Hi all! I am wondering about how you usually tune your production releases for real use load. I mean:
Number of DB connections
Any ratio between db connections and the async IO threads VM parameter?
Any ratio of db connections and max concurrent jobs (for those that use something like ecto_job, rihanna, oban and etc)
Any custom VM parameters that helped you achieve lower latency/higher throughput
Any libs that you switched because of production workload issues
Have you had to use/not had to use Erlang clusters?
so on…
Here at work we are running a few services with Elixir/Phoenix/Ecto all without tuning anything at all and metrics seem great up to now. We are not handling a huge workload but we believe the tide is coming and I’d like to know the community experience on this part of the journey.
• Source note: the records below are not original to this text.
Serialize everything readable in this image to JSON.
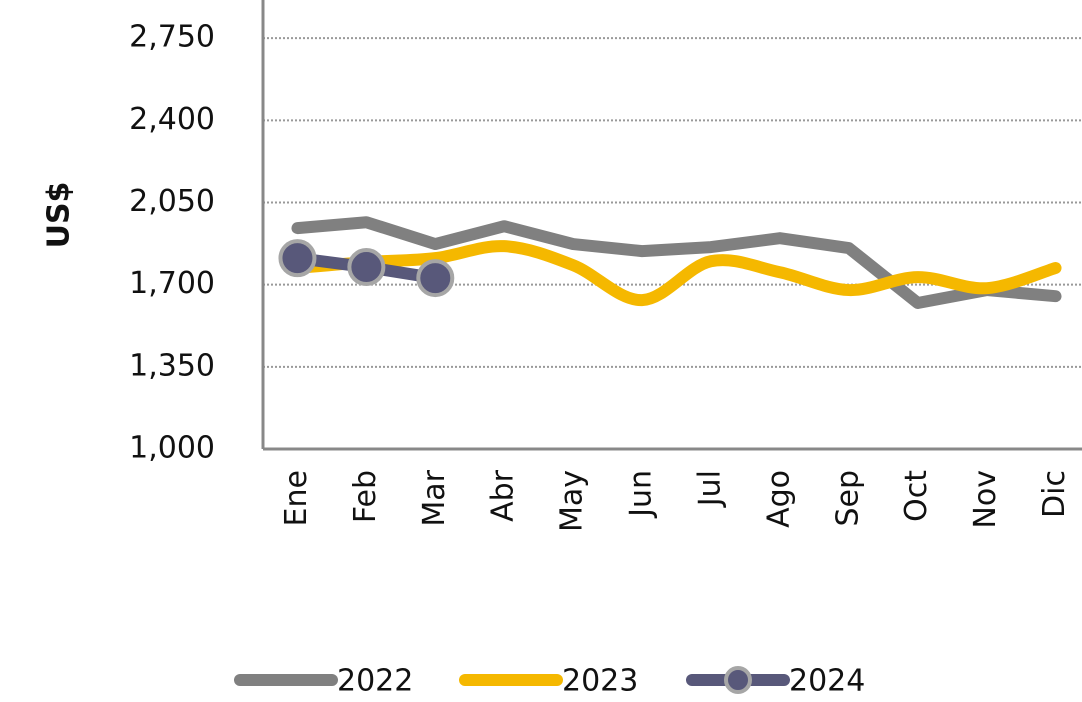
{
  "chart_data": {
    "type": "line",
    "y_label": "US$",
    "categories": [
      "Ene",
      "Feb",
      "Mar",
      "Abr",
      "May",
      "Jun",
      "Jul",
      "Ago",
      "Sep",
      "Oct",
      "Nov",
      "Dic"
    ],
    "series": [
      {
        "name": "2022",
        "color": "#808080",
        "smooth": false,
        "markers": false,
        "values": [
          1941,
          1966,
          1873,
          1949,
          1873,
          1843,
          1860,
          1898,
          1856,
          1622,
          1677,
          1651
        ]
      },
      {
        "name": "2023",
        "color": "#f5b800",
        "smooth": true,
        "markers": false,
        "values": [
          1771,
          1796,
          1813,
          1864,
          1783,
          1634,
          1800,
          1753,
          1677,
          1732,
          1685,
          1771
        ]
      },
      {
        "name": "2024",
        "color": "#58587a",
        "smooth": false,
        "markers": true,
        "values": [
          1813,
          1775,
          1728,
          null,
          null,
          null,
          null,
          null,
          null,
          null,
          null,
          null
        ]
      }
    ],
    "ylim": [
      1000,
      3100
    ],
    "yticks": [
      {
        "value": 1000,
        "label": "1,000"
      },
      {
        "value": 1350,
        "label": "1,350"
      },
      {
        "value": 1700,
        "label": "1,700"
      },
      {
        "value": 2050,
        "label": "2,050"
      },
      {
        "value": 2400,
        "label": "2,400"
      },
      {
        "value": 2750,
        "label": "2,750"
      }
    ],
    "grid": true,
    "legend": "bottom"
  }
}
Honestly, I don’t touch any tuning until things start to demand it. At most I might tune postgresql a bit after seeing its workload for a few days of heavy use, but in general there’s no real need to tune past the defaults of anything until your workload becomes higher, of which tuning is fairly well documented, if not scattered…
You know it would be awesome if someone made a generic tuning guide for phoenix/postgresql/mesh’d setups somewhere, say via a wiki post on this forum.
Stressgrid posted a couple of articles that might be relevant.
I agree with @OvermindDL1 that it would be really nice to have a generic tuning guide for Phoenix/Postgres. It’s probably hard to write, since many of the options will be very “fragile” and have different effects when comparing eg a $10 droplet on DigitalOcean, a Heroku dyno or the biggest AWS instance. They will also depend on whether you care more about p99 or average. Some work better in a shared environment and some are better when the app owns the whole machine.
In general, I’d say you’ll find most optimizations in Postgres itself, either by tweaking options or by analyzing and optimizing your queries, but if you’ve already done that and you’re still struggling, Erlang VM tweaking is going to be very relevant.
The Techempower Framework benchmark phoenix implementation has some flags set, but it’s pretty old and I don’t know how accurate it is. Also check the config, which sets some things.
I made some notes for myself on flags that seem relevant, I might try to collect it into a post with some notes. But I’m absolutely not an expert.
Here’s my general performance tuning tips for running elixir at high scale:
This should be a given but really measure everything and “call your shots” before you try to make performance improvements. Have objectives or goals for what you want to achieve on your boxes (tail latency, number of connections, etc.)
Performance problems are almost never “low level” or at the VM level. You tune the VM for small-optimizations over already optimized code. There’s no magic flag that will give you some huge perf bonus.
Performance problems are almost always either application level - like a bottleneck in your system code - or inefficient database queries. As others have said you’ll get more mileage out of tuning your queries than tuning the VM.
The only benchmarks that really matter are what happens when your system is under saturation. Starving the BEAM of CPU is the quickest way to bring it to its knees. Invest in large boxes you can use to generate enough traffic to really saturate your production machines with realistic traffic. If you can’t generate enough traffic then run some other CPU intensive process on the production box (Something like a small C utility that calculates primes or does floating point math in a tight loop should do it).
With that out of the way here’s the stuff we generally do for our services under heavy load.
The default ecto pool size is generally way too low for our use case. We end up increasing it by at least a couple of factors.
If you’re using hackney / httpoison you should watch out for issues with the built in pool options. This is one of the first places we start to see errors under high load.
You need to heavily sample any traces you’re capturing. Last I checked a lot of the tracing libs available in elixir apply backpressure which can quickly become a bottleneck on your system
Very carefully measure any pooling / queueing solutions you’re utilizing. We’ve seen performance issues with some of the more popular options out there. You should make sure that you can shed load effectively if you start to get overwhelmed.
One final note. We’ve tweaked some scheduler flags on certain services that have very high traffic. This was more important a few OTP versions ago and we’ve recently removed those flags and saw no noticeable degradation. You wanna be really careful about tweaking the schedulers, process priorities, and other such things. Its pretty easy to add unintentional performance degradations. Generally speaking the BEAM makes intelligent choices for you. As always, measure your performance under load to see how it behaves.
The default pool that hackney uses should be tuned to your own use case. The timeouts tend to be pretty high and the maximum connections are typically way too low for our purposes. You probably want to break out different services you communicate with into their own pools as well to avoid contention.
Like I mentioned before you should set goals for your service and work to meet those. Based on what you need you may not see these issues. In order to hit our goals during traffic spikes we have to really measure and tweak these values. But ymmv.